Backing Up Data¶
With the exception of home directories, the Savio filesystem is not backed up. Given that data is generally stored in non-backed-up scratch and condo storage, we have developed some guidance on approaches for backing up or archiving your data to the cloud.
Note that we expect that non-data files, such as code and configuration files would generally be protected by having copies elsewhere, such as on GitHub or your own machine(s).
Note that "backing up" up one's data can take several forms. Here we mean making a protection copy in case the data on Savio becomes lost, corrupted, or otherwise unavailable. The question of how often to make these copies is a matter of the comfort (and budget) of the research project. A similar variant of this would be making an archive copy of data that needs to be retained but only accessed infrequently, if at all. Cloud storage is a good solution for these needs. More traditionally, backup means regularly saving changes made to files by using backup software, such as Time Machine, that records the differences and stores these incrementally in a manner that allows retrieval at any point in time. At this time, campus offers no officially sanctioned vendor services for this type of backup. Researchers are on their own to arrange for traditional backup services of this type, though information security and procurement policies apply.
Note that given the availability of scratch and condo storage, we don’t anticipate that users will need to be regularly moving data back and forth to cloud or other storage during the course of computations.

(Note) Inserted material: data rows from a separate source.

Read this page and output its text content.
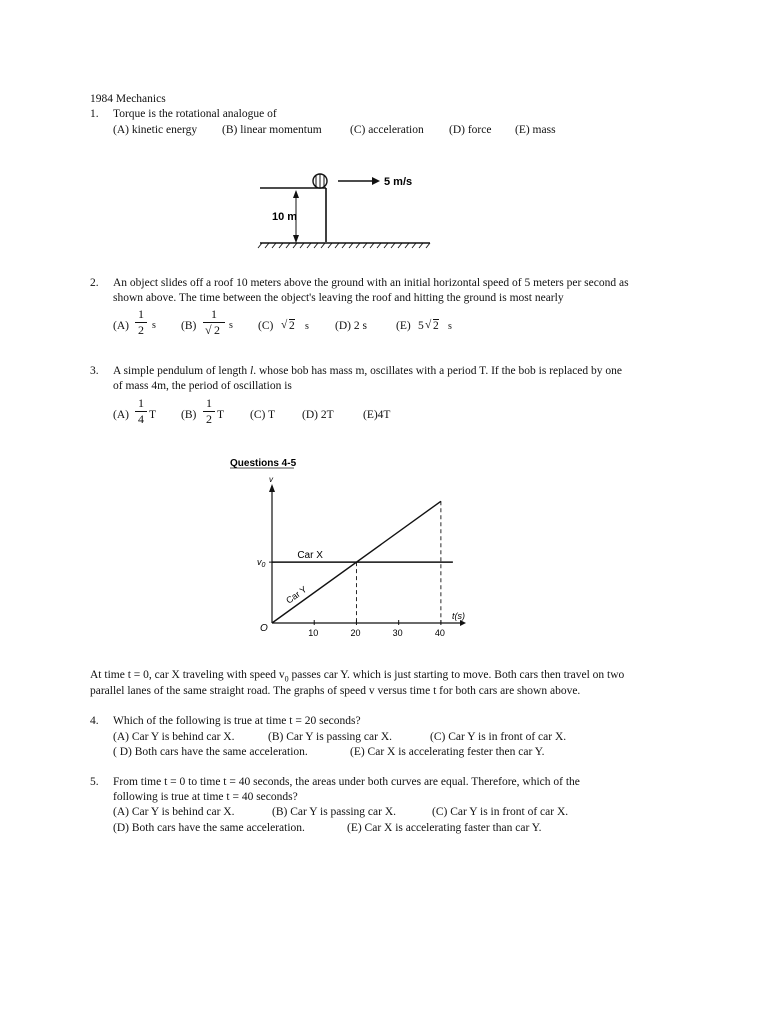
1984 Mechanics
1. Torque is the rotational analogue of
(A) kinetic energy (B) linear momentum (C) acceleration (D) force (E) mass
5 m/s
10 m
2. An object slides off a roof 10 meters above the ground with an initial horizontal speed of 5 meters per second as
shown above. The time between the object's leaving the roof and hitting the ground is most nearly
(A)
1
2 s (B)
1
√ 2 s (C) √ 2 s (D) 2 s	(E) 5 √ 2 s
3. A simple pendulum of length l. whose bob has mass m, oscillates with a period T. If the bob is replaced by one
of mass 4m, the period of oscillation is
(A)
1
4 T (B)
1
2 T (C) T (D) 2T	(E)4T
Questions 4-5
10	20	30	40
Car X
Car Y
v
$v_0$
O
t(s)
At time t = 0, car X traveling with speed $v_0$ passes car Y. which is just starting to move. Both cars then travel on two
parallel lanes of the same straight road. The graphs of speed v versus time t for both cars are shown above.
4. Which of the following is true at time t = 20 seconds?
(A) Car Y is behind car X.	(B) Car Y is passing car X.	(C) Car Y is in front of car X.
( D) Both cars have the same acceleration.	(E) Car X is accelerating fester then car Y.
5. From time t = 0 to time t = 40 seconds, the areas under both curves are equal. Therefore, which of the
following is true at time t = 40 seconds?
(A) Car Y is behind car X.	(B) Car Y is passing car X.	(C) Car Y is in front of car X.
(D) Both cars have the same acceleration.	(E) Car X is accelerating faster than car Y.
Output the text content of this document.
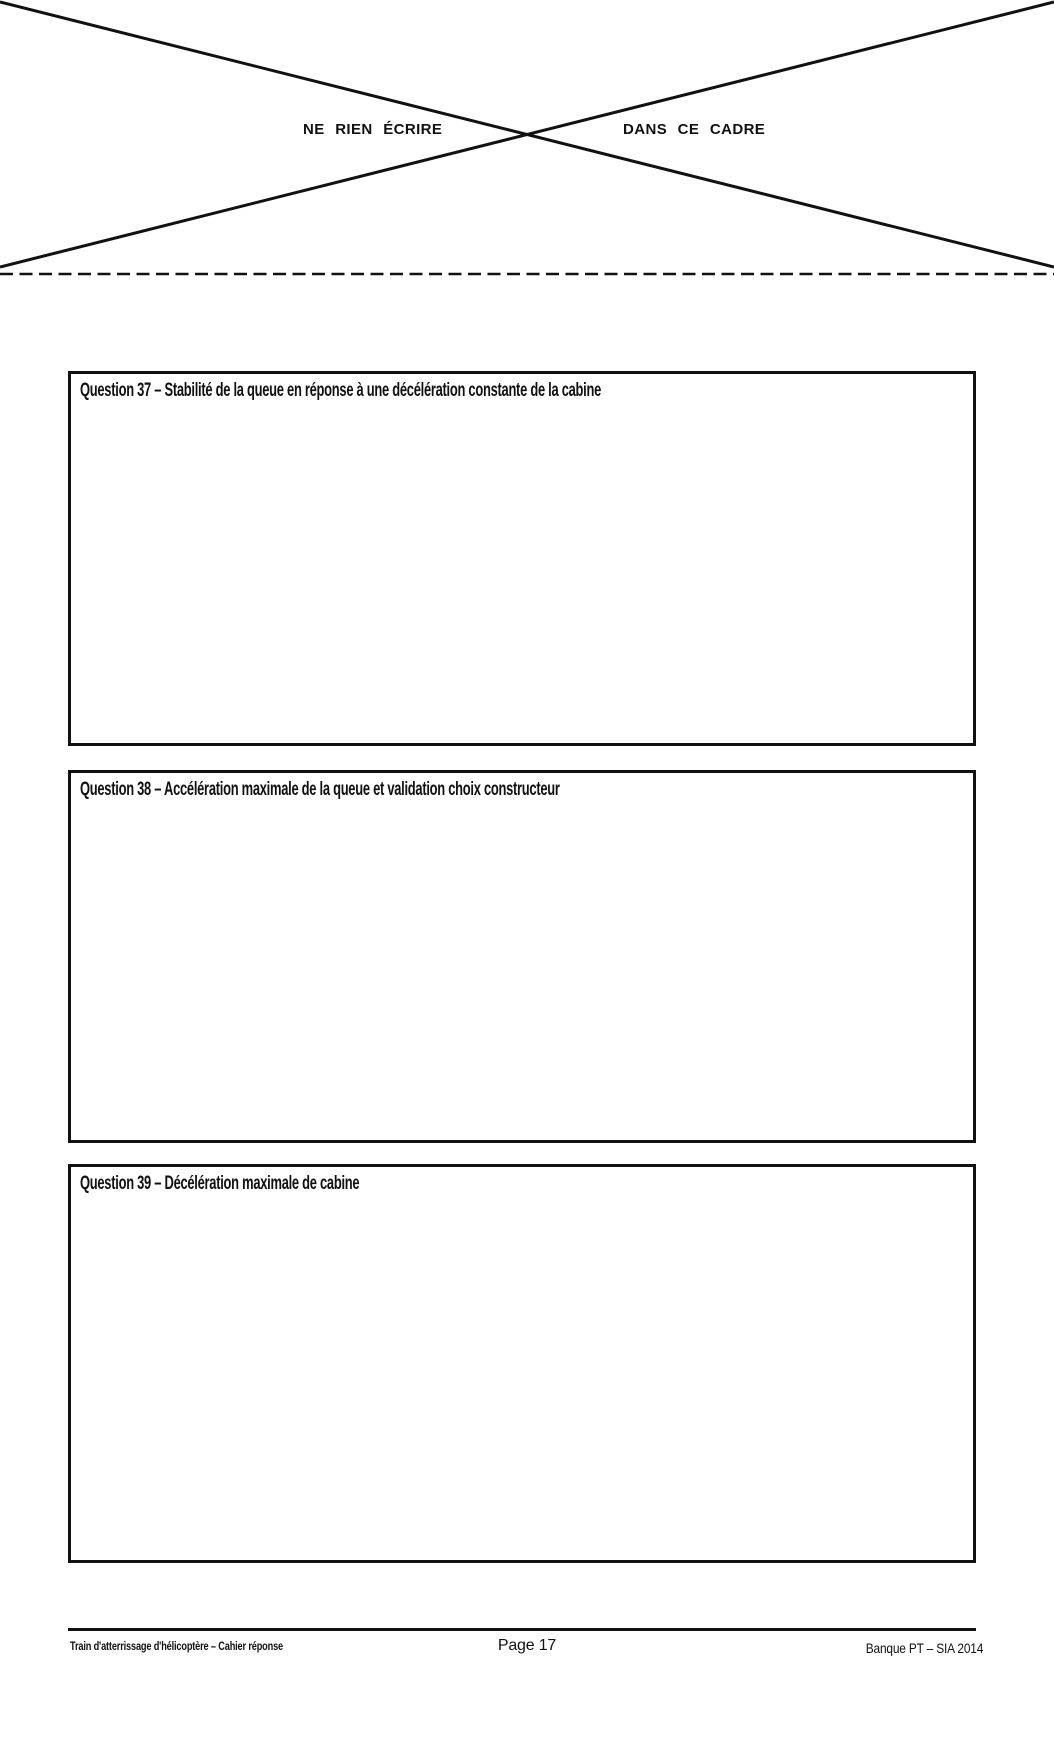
NE RIEN ÉCRIRE	DANS CE CADRE
Question 37 – Stabilité de la queue en réponse à une décélération constante de la cabine
Question 38 – Accélération maximale de la queue et validation choix constructeur
Question 39 – Décélération maximale de cabine
Train d'atterrissage d'hélicoptère – Cahier réponse	Page 17	Banque PT – SIA 2014
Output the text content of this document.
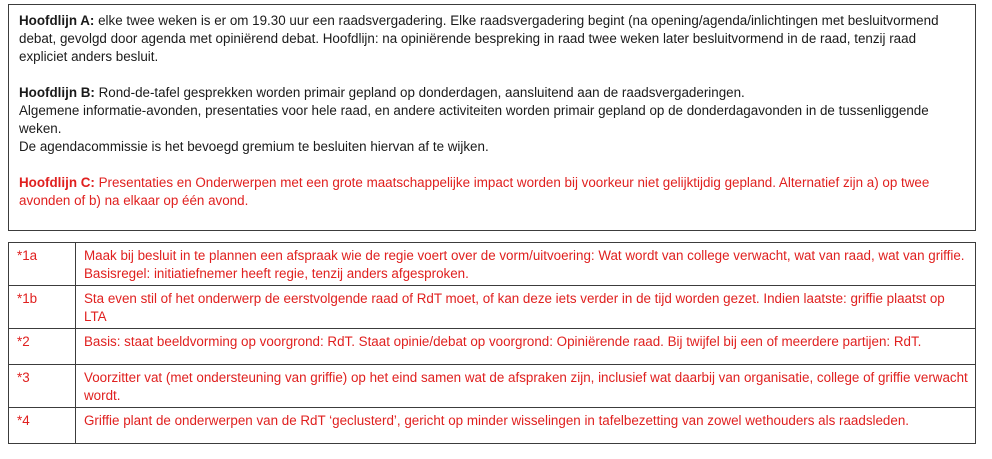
Hoofdlijn A: elke twee weken is er om 19.30 uur een raadsvergadering. Elke raadsvergadering begint (na opening/agenda/inlichtingen met besluitvormend debat, gevolgd door agenda met opiniërend debat. Hoofdlijn: na opiniërende bespreking in raad twee weken later besluitvormend in de raad, tenzij raad expliciet anders besluit.

Hoofdlijn B: Rond-de-tafel gesprekken worden primair gepland op donderdagen, aansluitend aan de raadsvergaderingen.
Algemene informatie-avonden, presentaties voor hele raad, en andere activiteiten worden primair gepland op de donderdagavonden in de tussenliggende weken.
De agendacommissie is het bevoegd gremium te besluiten hiervan af te wijken.

Hoofdlijn C: Presentaties en Onderwerpen met een grote maatschappelijke impact worden bij voorkeur niet gelijktijdig gepland. Alternatief zijn a) op twee avonden of b) na elkaar op één avond.

*1a	Maak bij besluit in te plannen een afspraak wie de regie voert over de vorm/uitvoering: Wat wordt van college verwacht, wat van raad, wat van griffie. Basisregel: initiatiefnemer heeft regie, tenzij anders afgesproken.
*1b	Sta even stil of het onderwerp de eerstvolgende raad of RdT moet, of kan deze iets verder in de tijd worden gezet. Indien laatste: griffie plaatst op LTA
*2	Basis: staat beeldvorming op voorgrond: RdT. Staat opinie/debat op voorgrond: Opiniërende raad. Bij twijfel bij een of meerdere partijen: RdT.
*3	Voorzitter vat (met ondersteuning van griffie) op het eind samen wat de afspraken zijn, inclusief wat daarbij van organisatie, college of griffie verwacht wordt.
*4	Griffie plant de onderwerpen van de RdT ‘geclusterd’, gericht op minder wisselingen in tafelbezetting van zowel wethouders als raadsleden.
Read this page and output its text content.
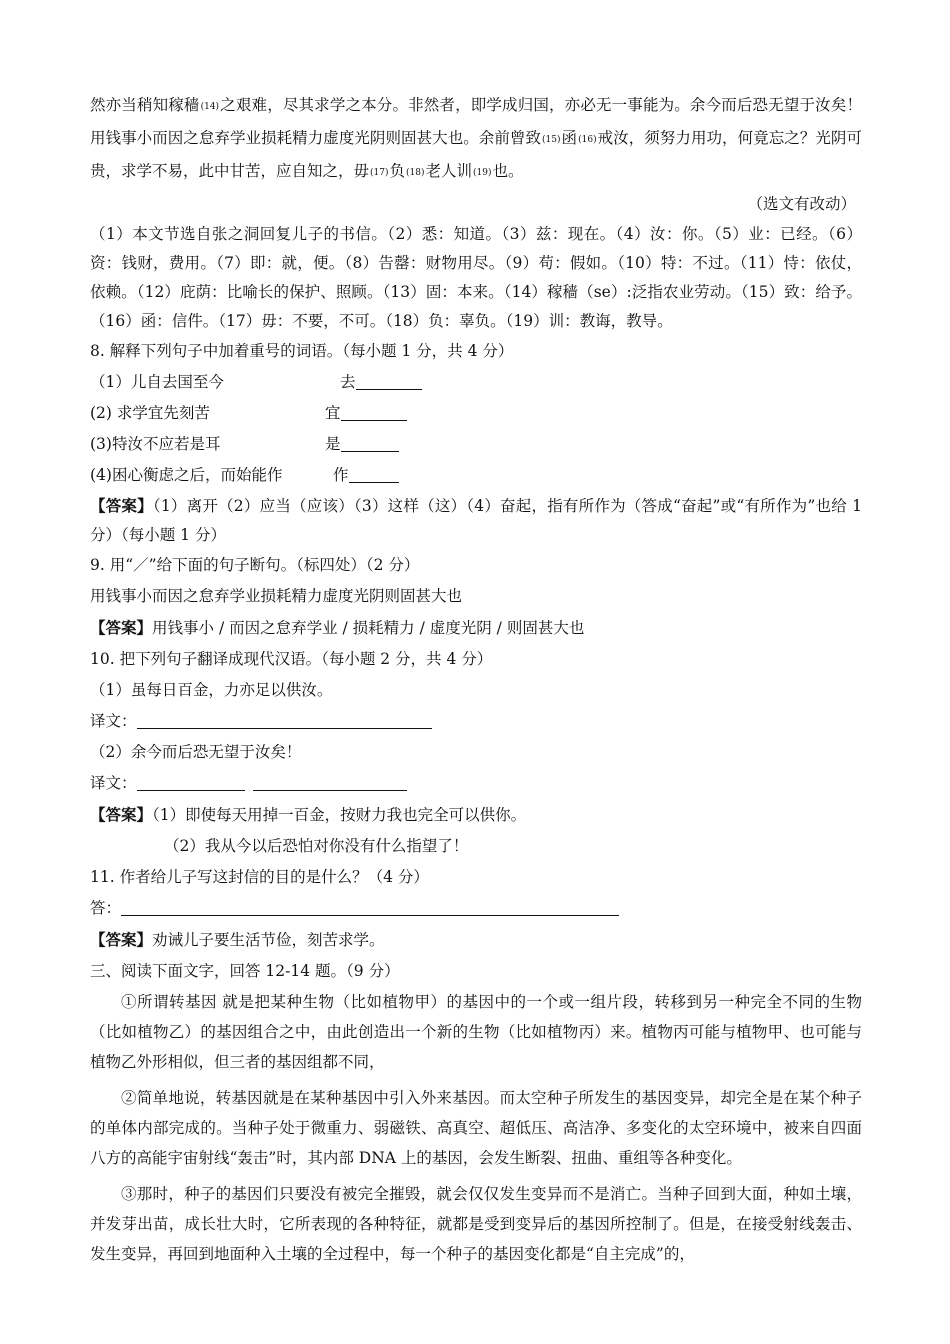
然亦当稍知稼穑(14)之艰难，尽其求学之本分。非然者，即学成归国，亦必无一事能为。余今而后恐无望于汝矣！用钱事小而因之怠弃学业损耗精力虚度光阴则固甚大也。余前曾致(15)函(16)戒汝，须努力用功，何竟忘之？光阴可贵，求学不易，此中甘苦，应自知之，毋(17)负(18)老人训(19)也。
（选文有改动）
（1）本文节选自张之洞回复儿子的书信。（2）悉：知道。（3）兹：现在。（4）汝：你。（5）业：已经。（6）资：钱财，费用。（7）即：就，便。（8）告罄：财物用尽。（9）苟：假如。（10）特：不过。（11）恃：依仗，依赖。（12）庇荫：比喻长的保护、照顾。（13）固：本来。（14）稼穑（se）:泛指农业劳动。（15）致：给予。（16）函：信件。（17）毋：不要，不可。（18）负：辜负。（19）训：教诲，教导。
8. 解释下列句子中加着重号的词语。（每小题 1 分，共 4 分）
（1）儿自去国至今	去
(2) 求学宜先刻苦	宜
(3)特汝不应若是耳	是
(4)困心衡虑之后，而始能作	作
【答案】（1）离开（2）应当（应该）（3）这样（这）（4）奋起，指有所作为（答成“奋起”或“有所作为”也给 1 分）（每小题 1 分）
9. 用“／”给下面的句子断句。（标四处）（2 分）
用钱事小而因之怠弃学业损耗精力虚度光阴则固甚大也
【答案】用钱事小 / 而因之怠弃学业 / 损耗精力 / 虚度光阴 / 则固甚大也
10. 把下列句子翻译成现代汉语。（每小题 2 分，共 4 分）
（1）虽每日百金，力亦足以供汝。
译文：
（2）余今而后恐无望于汝矣！
译文：
【答案】（1）即使每天用掉一百金，按财力我也完全可以供你。
（2）我从今以后恐怕对你没有什么指望了！
11. 作者给儿子写这封信的目的是什么？（4 分）
答：
【答案】劝诫儿子要生活节俭，刻苦求学。
三、阅读下面文字，回答 12-14 题。（9 分）
①所谓转基因 就是把某种生物（比如植物甲）的基因中的一个或一组片段，转移到另一种完全不同的生物（比如植物乙）的基因组合之中，由此创造出一个新的生物（比如植物丙）来。植物丙可能与植物甲、也可能与植物乙外形相似，但三者的基因组都不同，
②简单地说，转基因就是在某种基因中引入外来基因。而太空种子所发生的基因变异，却完全是在某个种子的单体内部完成的。当种子处于微重力、弱磁铁、高真空、超低压、高洁净、多变化的太空环境中，被来自四面八方的高能宇宙射线“轰击”时，其内部 DNA 上的基因，会发生断裂、扭曲、重组等各种变化。
③那时，种子的基因们只要没有被完全摧毁，就会仅仅发生变异而不是消亡。当种子回到大面，种如土壤，并发芽出苗，成长壮大时，它所表现的各种特征，就都是受到变异后的基因所控制了。但是，在接受射线轰击、发生变异，再回到地面种入土壤的全过程中，每一个种子的基因变化都是“自主完成”的，
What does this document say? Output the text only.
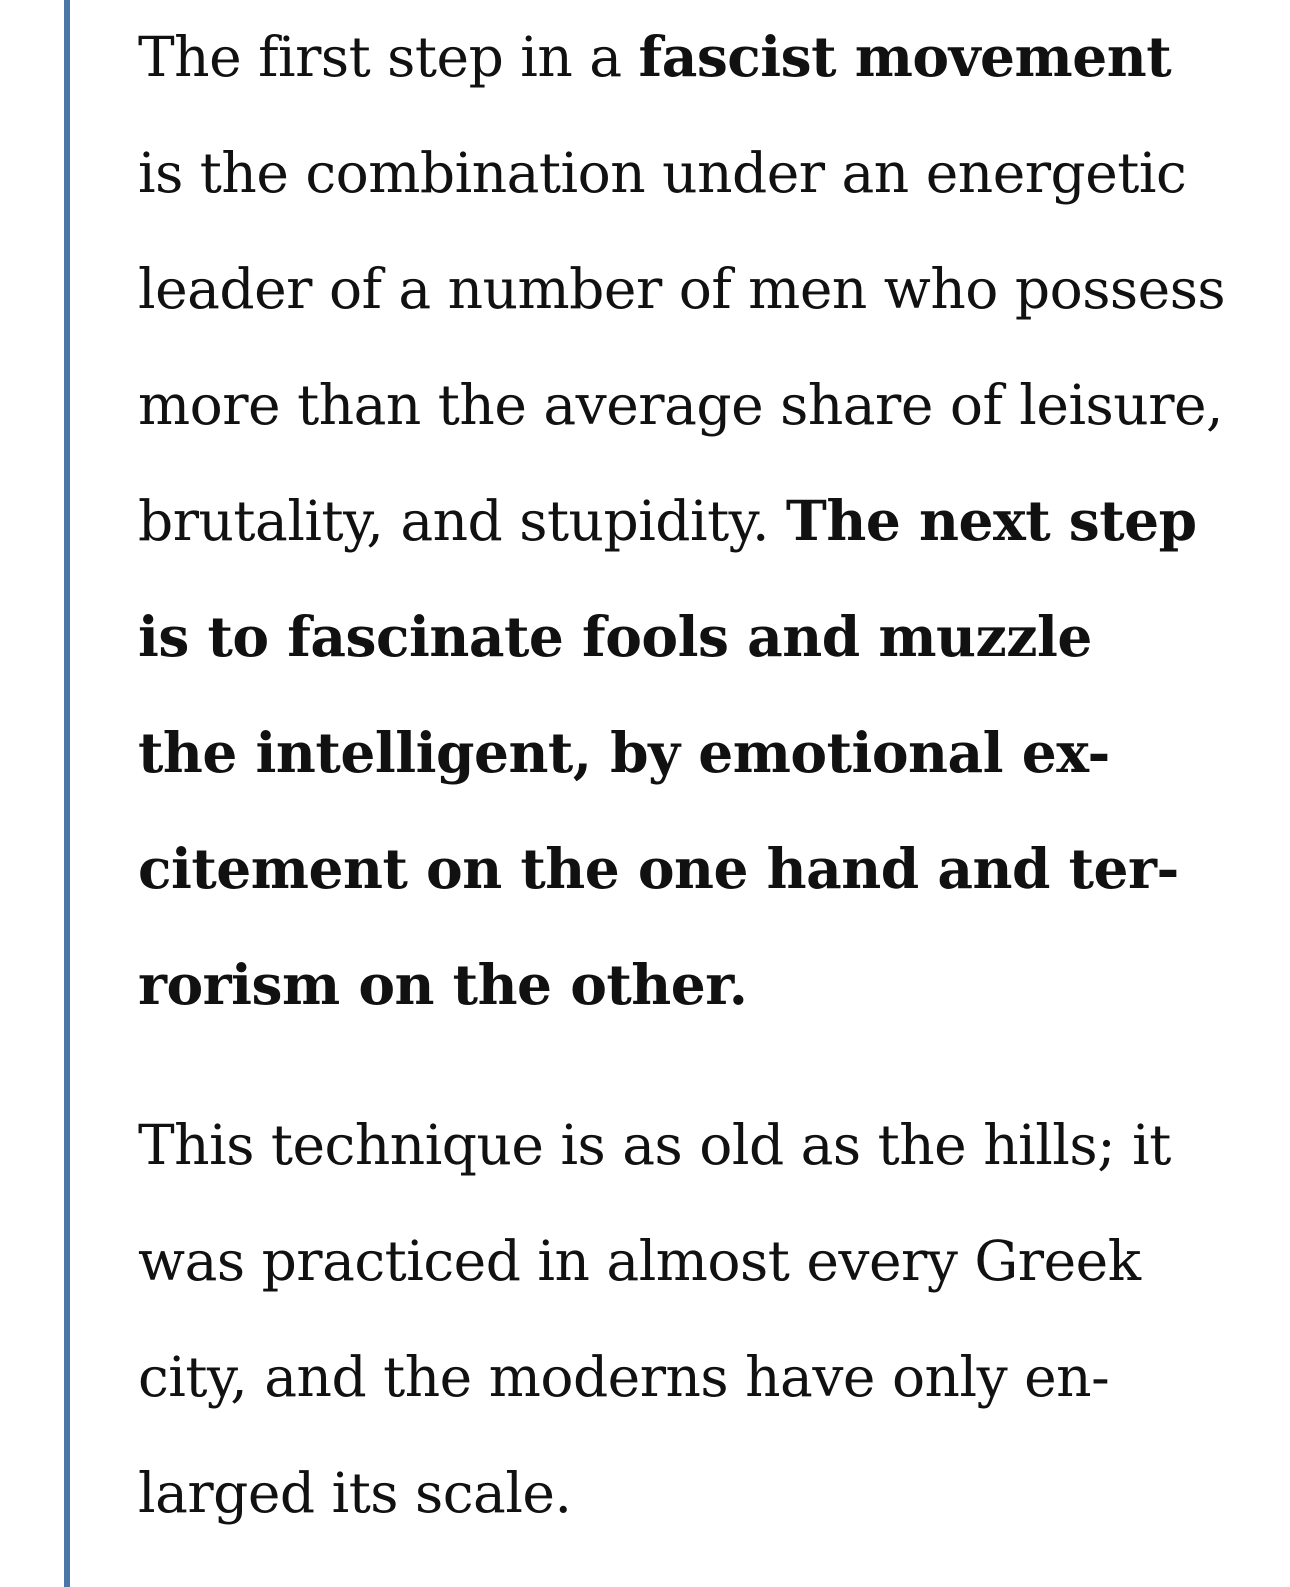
The first step in a fascist movement
is the combination under an energetic
leader of a number of men who possess
more than the average share of leisure,
brutality, and stupidity. The next step
is to fascinate fools and muzzle
the intelligent, by emotional ex-
citement on the one hand and ter-
rorism on the other.
This technique is as old as the hills; it
was practiced in almost every Greek
city, and the moderns have only en-
larged its scale.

Also note that cloud storage can have minimum time charges, so frequent backup of files that are changing regularly can end up incurring multiple charges for the same file [link to more details in new RDM doc under development].
Archive backup¶
For archive-level backup, we recommend Glacier Deep Archive, which is a storage tier in Amazon’s S3 storage system. Archive-level backup involves backing up material that you never expect to have to retrieve, such as in the case of accidental deletion by a user or data loss on the Savio filesystem.
One can use Globus to copy data to AWS as needed and the Globus timer service to automate backups to occur at a regular interval.
Our Research Data Management documentation provides details of setting up AWS and Globus for backups.
Cold or warm backup¶
For data that you expect to retrieve occasionally, that you may need to save for a short period of time, or where files may change regularly (but note Wasabi has minimum charges), we recommend Wasabi. This would be suitable for data that you need to remove from scratch because you are not actively computing with it, or backing up files in more active use than those suitable for archive-level backup.
One can use Globus to copy data to Wasabi as needed and the Globus timer service to automate backups to occur at a regular interval.
Our Research Data Management documentation provides details of setting up Wasabi and Globus for backups.